In the first decision, Apple objected to and was spared a $15 billion tax bill the EU said was due to Ireland, while the European Commission’s most vocal anti-tech crusader Margrethe Vestager was dealt a stinging defeat. In the second, and much more far-reaching decision, Europe’s courts struck a blow at a central tenet of American tech’s business model: data storage and flows.
American companies have spent decades bundling stores of user data and convincing investors of its worth as an asset. In Schrems, Europe’s highest court ruled that masses of free-flowing user data is, instead, an enormous liability, and sows doubt about the future of the main method that companies use to transfer data across the Atlantic.
On the surface, this decision appears to be about data protection. But there is a choppier undertow of sentiment swirling in legislative and regulatory circles across Europe. Namely that American companies have amassed significant fortunes from Europeans and their data, and governments want their share of the revenue.
What’s more, the fact that European courts handed victory to an individual citizen while also handing defeat to one of the commission’s senior leaders shows European institutions are even more interested in protecting individual rights than they are in propping up commission positions. This particular dynamic bodes poorly for the lobbying and influence strategies that many American companies have pursued in their European expansion.
After the Schrems ruling, companies will scramble to build legal teams and data centers that can comply with the court’s decision. They will spend large sums of money on pre-built solutions or cloud providers that can deliver a quick and seamless transition to the new legal reality. What companies should be doing, however, is building a comprehensive understanding of the political, judicial and social realities of the European countries where they do business — because this is just the tip of the iceberg.
American companies need to show Europeans — regularly and seriously — that they do not take their business for granted.
Europe is an afterthought no more
For many years, American tech companies have treated Europe as a market that required minimal, if any, meaningful adaptations for success. If an early-stage company wanted to gain market share in Germany, it would translate its website, add a notice about cookies and find a convenient way to transact in euros. Larger companies wouldn’t add many more layers of complexity to this strategy; perhaps it would establish a local sales office with a European from HQ, hire a German with experience in U.S. companies or sign a local partnership that could help it distribute or deliver its product. Europe, for many small and medium-sized tech firms, was little more than a bigger Canada in a tougher time zone.
Only the largest companies would go to the effort of setting up public policy offices in Brussels, or meaningfully try to understand the noncommercial issues that could affect their license to operate in Europe. The Schrems ruling shows how this strategy isn’t feasible anymore.
American tech must invest in understanding European political realities the same way they do in emerging markets like India, Russia or China, where U.S. tech companies go to great lengths to adapt products to local laws or pull out where they cannot comply. Europe is not just the European Commission, but rather 27 different countries that vote and act on different interests at home and in Brussels.

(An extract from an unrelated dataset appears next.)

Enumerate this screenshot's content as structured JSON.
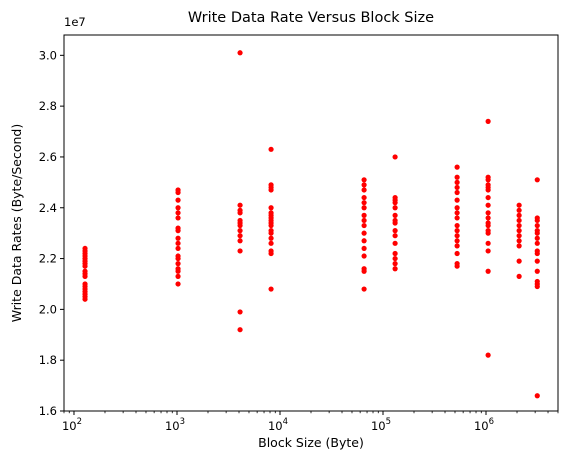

Governments in Beijing or Moscow refused to accept a reality of U.S. companies setting conditions for them from the outset. After underestimating Europe for years, American companies now need to dedicate headspace to considering how business is materially affected by Europe’s different views on data protection, commerce, taxation and other issues.
This is not to say that American and European values on the internet differ as dramatically as they do with China’s values, for instance. But Europe, from national governments to the EU and to courts, is making it clear that it will not accept a reality where U.S. companies assume that they have license to operate the same way they do at home. Where U.S. companies expect light taxation, European governments expect revenue for economic activity. Where U.S. companies expect a clear line between state and federal legislation, Europe offers a messy patchwork of national and international regulation. Where U.S. companies expect that their popularity alone is proof that consumers consent to looser privacy or data protection, Europe reminds them that (across the pond) the state has the last word on the matter.
Many American tech companies understand their commercial risks inside and out but are not prepared for managing the risks that are out of their control. From reputation risk to regulatory risk, they can no longer treat Europe as a like-for-like market with the U.S., and the winners will be those companies that can navigate the legal and political changes afoot. Having a Brussels strategy isn’t enough. Instead American companies will need to build deeper influence in the member states where they operate. Specifically, they will need to communicate their side of the argument early and often to a wider range of potential allies, from local and national governments in markets where they operate, to civil society activists like Max Schrems.
The world’s offline differences are obvious, and the time when we could pretend that the internet erased them rather than magnified them is quickly ending.